Graph Algorithms

What is a graph ?

A graph is an abstract notation used to represent the connection between pairs of objects. It can be used to represent networks: systems of roads, airline flights from city to city, how the Internet is connected, or social connectivity on Facebook, Twitter, etc. We use some standard graph algorithms to solve these otherwise difficult problems.

Representing Graphs

Graphs represent pairwise relationships between objects. Graphs are mathematical structures and therefore, can be visualized by using two basic components, nodes and edges.

Graphs can be represented as an adjacency matrix or adjacency list.

Adjacency list

An adjacency list is used to represent a finite graph. The adjacency list representation allows you to iterate through the neighbors of a node easily. Each index in the list represents the vertex and each node that is linked with that index represents its neighboring vertices.

Adjacency matrix

An adjacency matrix is a square matrix labeled by graph vertices and is used to represent a finite graph. The entries of the matrix indicate whether the vertex pair is adjacent or not in the graph.

In the adjacency matrix representation, you will need to iterate through all the nodes to identify a node’s neighbors.

Types of graphs

Directed graph

The directed graph is the one in which all edges are directed from one vertex to another.

Undirected graph

The undirected graph is the one in which all edges are not directed from one vertex to another.

Mathematical notation

The set of vertices of graph $G$ is denoted by $V(G)$, or just $V$ if there is no ambiguity.

An edge between vertices $u$ and $v$ is written as $u$, $v$. The set of edges of $G$ is denoted $E(G)$, or just $E$ if there is no ambiguity.

The graph in this picture has the vertex set $V = [1, 2, 3, 4, 5, 6]$.

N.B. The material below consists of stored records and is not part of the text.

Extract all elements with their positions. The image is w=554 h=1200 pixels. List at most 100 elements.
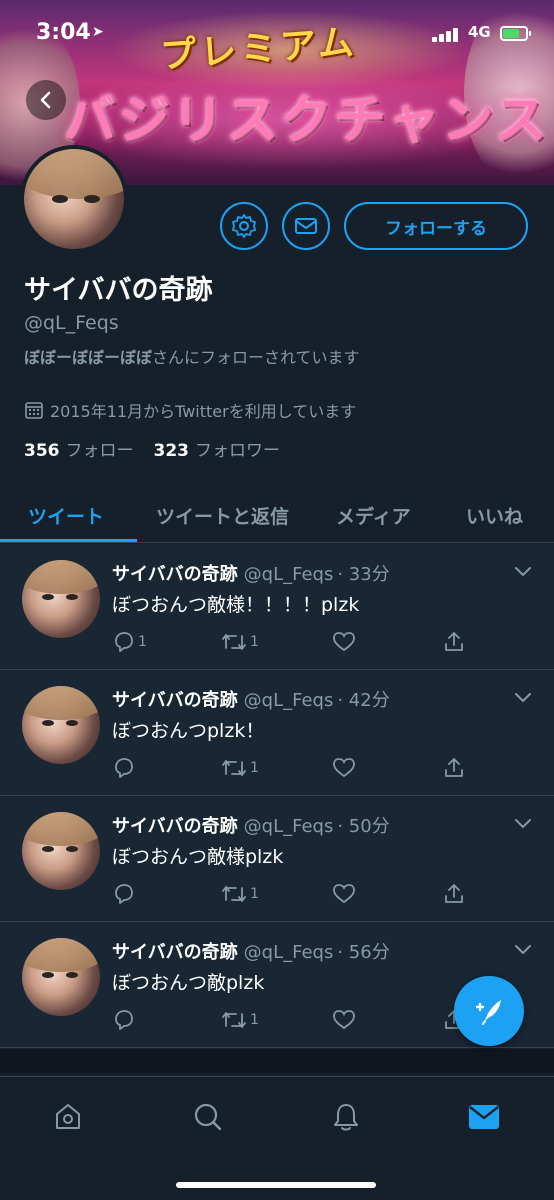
follow-button[interactable]: フォローする xyxy=(344,202,528,250)
tweet-time: · 42分 xyxy=(337,690,390,711)
followers-label: フォロワー xyxy=(195,441,280,461)
search-icon xyxy=(194,1103,222,1131)
tab-tweets-replies[interactable]: ツイートと返信 xyxy=(156,488,289,543)
reply-button[interactable] xyxy=(112,882,138,906)
chevron-down-icon[interactable] xyxy=(514,692,532,704)
tweet-avatar[interactable] xyxy=(22,686,100,764)
tweet[interactable]: サイババの奇跡 @qL_Feqs · 33分 ぼつおんつ敵様！！！！plzk 1 1 xyxy=(0,544,554,670)
banner-text-line2: バジリスクチャンス xyxy=(64,90,549,151)
tweet-actions: 1 xyxy=(112,756,472,784)
tab-media[interactable]: メディア xyxy=(336,488,411,543)
tweet-text: ぼつおんつplzk！ xyxy=(112,720,265,742)
followed-by-text: ぼぼーぼぼーぼぼさんにフォローされています xyxy=(24,344,360,368)
nav-search[interactable] xyxy=(188,1097,228,1137)
followed-by-suffix: さんにフォローされています xyxy=(152,348,360,367)
retweet-button[interactable]: 1 xyxy=(220,756,259,780)
following-count: 356 xyxy=(24,441,60,461)
tweet-author-name[interactable]: サイババの奇跡 xyxy=(112,816,238,837)
location-icon: ➤ xyxy=(92,24,104,40)
reply-count: 1 xyxy=(138,634,147,650)
chevron-down-icon[interactable] xyxy=(514,818,532,830)
retweet-count: 1 xyxy=(250,1012,259,1028)
followers-link[interactable]: 323 フォロワー xyxy=(154,436,281,461)
tweet-header: サイババの奇跡 @qL_Feqs · 42分 xyxy=(112,686,390,712)
compose-tweet-button[interactable] xyxy=(454,976,524,1046)
chevron-down-icon[interactable] xyxy=(514,944,532,956)
tweet-avatar[interactable] xyxy=(22,812,100,890)
share-icon xyxy=(445,758,463,777)
status-bar: 3:04 ➤ 4G xyxy=(0,0,554,64)
tab-tweets[interactable]: ツイート xyxy=(28,488,104,543)
like-icon xyxy=(333,632,355,652)
network-label: 4G xyxy=(468,23,491,41)
tweet-actions: 1 1 xyxy=(112,630,472,658)
tweet-avatar[interactable] xyxy=(22,560,100,638)
back-button[interactable] xyxy=(26,80,66,120)
tweet-author-handle: @qL_Feqs xyxy=(243,942,334,963)
retweet-button[interactable]: 1 xyxy=(220,1008,259,1032)
message-button[interactable] xyxy=(282,202,330,250)
tweet-time: · 50分 xyxy=(337,816,390,837)
settings-icon xyxy=(232,214,256,238)
back-icon xyxy=(40,91,51,109)
tab-active-indicator xyxy=(0,539,137,542)
share-button[interactable] xyxy=(442,630,466,654)
tweet-time: · 33分 xyxy=(337,564,390,585)
timeline-separator xyxy=(0,1049,554,1073)
reply-icon xyxy=(115,884,133,904)
followed-by-user[interactable]: ぼぼーぼぼーぼぼ xyxy=(24,348,152,367)
retweet-button[interactable]: 1 xyxy=(220,882,259,906)
tweet[interactable]: サイババの奇跡 @qL_Feqs · 42分 ぼつおんつplzk！ 1 xyxy=(0,670,554,796)
like-button[interactable] xyxy=(332,756,356,780)
reply-icon xyxy=(115,1010,133,1030)
retweet-button[interactable]: 1 xyxy=(220,630,259,654)
follow-stats: 356 フォロー 323 フォロワー xyxy=(24,436,280,461)
nav-messages[interactable] xyxy=(464,1097,504,1137)
retweet-icon xyxy=(222,1012,246,1028)
retweet-count: 1 xyxy=(250,634,259,650)
share-button[interactable] xyxy=(442,756,466,780)
tab-likes[interactable]: いいね xyxy=(466,488,523,543)
settings-button[interactable] xyxy=(220,202,268,250)
calendar-icon xyxy=(25,402,43,419)
tweet-header: サイババの奇跡 @qL_Feqs · 56分 xyxy=(112,938,390,964)
mail-icon xyxy=(295,218,317,234)
like-button[interactable] xyxy=(332,1008,356,1032)
profile-avatar[interactable] xyxy=(20,145,128,253)
signal-icon xyxy=(432,28,462,42)
home-indicator xyxy=(176,1182,376,1188)
tweet-author-name[interactable]: サイババの奇跡 xyxy=(112,690,238,711)
tweet-text: ぼつおんつ敵様！！！！plzk xyxy=(112,594,360,616)
tweet-author-name[interactable]: サイババの奇跡 xyxy=(112,942,238,963)
tweet-text: ぼつおんつ敵様plzk xyxy=(112,846,284,868)
notifications-icon xyxy=(334,1104,358,1131)
tweet-author-handle: @qL_Feqs xyxy=(243,690,334,711)
retweet-icon xyxy=(222,634,246,650)
reply-button[interactable] xyxy=(112,1008,138,1032)
like-button[interactable] xyxy=(332,882,356,906)
share-button[interactable] xyxy=(442,882,466,906)
tweet[interactable]: サイババの奇跡 @qL_Feqs · 50分 ぼつおんつ敵様plzk 1 xyxy=(0,796,554,922)
reply-button[interactable]: 1 xyxy=(112,630,147,654)
compose-icon xyxy=(475,1000,501,1025)
nav-home[interactable] xyxy=(48,1097,88,1137)
like-button[interactable] xyxy=(332,630,356,654)
battery-icon xyxy=(500,26,531,41)
share-icon xyxy=(445,632,463,651)
retweet-count: 1 xyxy=(250,760,259,776)
tweet-avatar[interactable] xyxy=(22,938,100,1016)
profile-handle: @qL_Feqs xyxy=(24,312,119,334)
home-icon xyxy=(56,1104,80,1129)
tweet-author-handle: @qL_Feqs xyxy=(243,564,334,585)
followers-count: 323 xyxy=(153,441,190,461)
profile-tabs: ツイート ツイートと返信 メディア いいね xyxy=(0,488,554,543)
reply-button[interactable] xyxy=(112,756,138,780)
following-link[interactable]: 356 フォロー xyxy=(24,436,134,461)
profile-name: サイババの奇跡 xyxy=(24,275,213,306)
tweet-author-name[interactable]: サイババの奇跡 xyxy=(112,564,238,585)
nav-notifications[interactable] xyxy=(326,1097,366,1137)
tweet-actions: 1 xyxy=(112,882,472,910)
following-label: フォロー xyxy=(65,441,134,461)
chevron-down-icon[interactable] xyxy=(514,566,532,578)
tweet-header: サイババの奇跡 @qL_Feqs · 50分 xyxy=(112,812,390,838)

The edge set $E = [[1, 2], [1, 5], [2, 3], [2, 5], [3, 4], [4, 5], [4, 6]]$.

Properties

Path

A path in a graph $G=(V,E)$ is a sequence of vertices $v1,v2,…,vk$, with the property that there are edges between $vi$ and $vi+1$. We say that the path goes from $v1$ to $vk$. The sequence $6,4,5,1,2$ defines a path from node $6$ to node $2$. Similarly, other paths can be created by traversing the edges of the graph. A path is simple, if its vertices are all different.

Cycle

A cycle is a path $v1,v2,…,vk$ for which

1. $k>2$,
2. the first $k−1$ vertices are all different, and
3. $v1=vk$

The sequence $4,5,2,3,4$ is a cycle in the graph above.

Connectedness

A graph is connected, if for every pair of vertices $u$ and $v$, there is a path from $u$ to $v$.

The graph class

The graph class consists of two data members:

1. the total number of vertices in the graph
2. a list to store adjacent vertices

Graph_Class.py

class AdjNode:
    """
    A class to represent the adjacency list of the node
    """

    def __init__(self, data):
        """
        Constructor
        :param data : vertex
        """
        self.vertex = data
        self.next = None

class Graph:
    """
    Graph Class ADT
    """

    def __init__(self, vertices):
        """
        Constructor
        :param vertices : Total vertices in a graph
        """
        self.V = vertices
        self.graph = [None] * self.V

    def add_edge(self, source, destination):
        """
        add edge
        :param source: Source Vertex
        :param destination: Destination Vertex
        """

        # Adding the node to the source node
        node = AdjNode(destination)
        node.next = self.graph[source]
        self.graph[source] = node

        # Adding the source node to the destination if undirected graph

        # Intentionally commented the lines
        #node = AdjNode(source)
        #node.next = self.graph[destination]
        #self.graph[destination] = node

    def print_graph(self):
        """
        A function to print a graph
        """
        for i in range(self.V):
            print("Adjacency list of vertex {}\n head".format(i), end="")
            temp = self.graph[i]
            while temp:
                print(" -> {}".format(temp.vertex), end="")
                temp = temp.next
            print(" \n")

# Main program
if __name__ == "__main__":

    V = 5  # Total vertices
    g = Graph(V)
    g.add_edge(0, 1)
    g.add_edge(0, 4)
    g.add_edge(1, 2)
    g.add_edge(1, 3)
    g.add_edge(1, 4)
    g.add_edge(2, 3)
    g.add_edge(3, 4)

    g.print_graph()

output

Adjacency list of vertex 0
 head -> 4 -> 1

Adjacency list of vertex 1
 head -> 4 -> 3 -> 2

Adjacency list of vertex 2
 head -> 3

Adjacency list of vertex 3
 head -> 4

Adjacency list of vertex 4
 head

We’ve laid down the foundation of our graph class. The variable V contains an integer specifying the total number of vertices.